Published: 11 January 2011

Abstract

Background

Inequalities in health have proved resistant to 'top down' approaches. It is increasingly recognised that health promotion initiatives are unlikely to succeed without strong local involvement at all stages of the process and many programmes now use grass roots approaches. A healthy living approach to community development (HLA) was developed as an innovative response to local concerns about a lack of appropriate services in two deprived communities in Pembrokeshire, West Wales. We sought to assess feasibility, costs, benefits and working relationships of this HLA.

Methods

The HLA intervention operated through existing community forums and focused on the whole community and its relationship with statutory and voluntary sectors. Local people were trained as community researchers and gathered views about local needs though resident interviews. Forums used interview results to write action plans, disseminated to commissioning organisations. The process was supported throughout through the project.

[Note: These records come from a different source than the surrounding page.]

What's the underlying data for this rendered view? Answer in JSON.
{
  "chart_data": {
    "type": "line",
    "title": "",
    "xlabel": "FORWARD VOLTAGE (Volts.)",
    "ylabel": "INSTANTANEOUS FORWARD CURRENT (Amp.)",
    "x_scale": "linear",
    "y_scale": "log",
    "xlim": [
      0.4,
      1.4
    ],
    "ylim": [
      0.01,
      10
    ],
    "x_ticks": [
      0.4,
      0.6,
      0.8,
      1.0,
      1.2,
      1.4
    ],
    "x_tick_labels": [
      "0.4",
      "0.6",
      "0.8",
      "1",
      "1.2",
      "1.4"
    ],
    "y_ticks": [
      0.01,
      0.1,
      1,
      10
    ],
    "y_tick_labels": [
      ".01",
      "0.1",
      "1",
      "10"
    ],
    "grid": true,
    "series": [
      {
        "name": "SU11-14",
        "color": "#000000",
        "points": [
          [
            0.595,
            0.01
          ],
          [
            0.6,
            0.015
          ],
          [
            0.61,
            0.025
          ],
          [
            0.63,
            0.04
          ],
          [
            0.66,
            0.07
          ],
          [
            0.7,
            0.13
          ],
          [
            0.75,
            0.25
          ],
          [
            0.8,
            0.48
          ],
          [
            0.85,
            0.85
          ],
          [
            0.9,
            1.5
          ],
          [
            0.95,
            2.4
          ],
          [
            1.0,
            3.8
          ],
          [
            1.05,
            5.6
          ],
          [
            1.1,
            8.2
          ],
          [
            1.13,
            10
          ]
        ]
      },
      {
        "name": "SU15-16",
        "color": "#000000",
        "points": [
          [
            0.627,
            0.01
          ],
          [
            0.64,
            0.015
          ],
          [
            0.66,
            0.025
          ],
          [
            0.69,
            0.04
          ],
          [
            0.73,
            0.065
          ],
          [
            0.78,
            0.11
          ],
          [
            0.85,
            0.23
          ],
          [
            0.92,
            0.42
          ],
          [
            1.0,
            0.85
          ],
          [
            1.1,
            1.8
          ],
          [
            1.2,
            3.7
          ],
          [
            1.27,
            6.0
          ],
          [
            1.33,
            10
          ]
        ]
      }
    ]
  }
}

The evaluation used a multi-method before and after study design including process and outcome formative and summative evaluation; data gathered through documentary evidence, diaries and reflective accounts, semi-structured interviews, focus groups and costing proformas. Main outcome measures were processes and timelines of implementation of HLA; self reported impact on communities and participants; community-agency processes of liaison; costs.

Results

Communities were able to produce and disseminate action plans based on locally-identified needs. The process was slower than anticipated: few community changes had occurred but expectations were high. Community participants gained skills and confidence. Cross-sector partnership working developed. The process had credibility within service provider organisations but mechanisms for refocusing commissioning were patchy. Intervention costs averaged £58,304 per community per annum.

Conclusions

The intervention was feasible and inexpensive, with indications of potential impact at individual, community and policy planning levels. However, it is a long term process which requires sustained investment and must be embedded in planning and service delivery processes.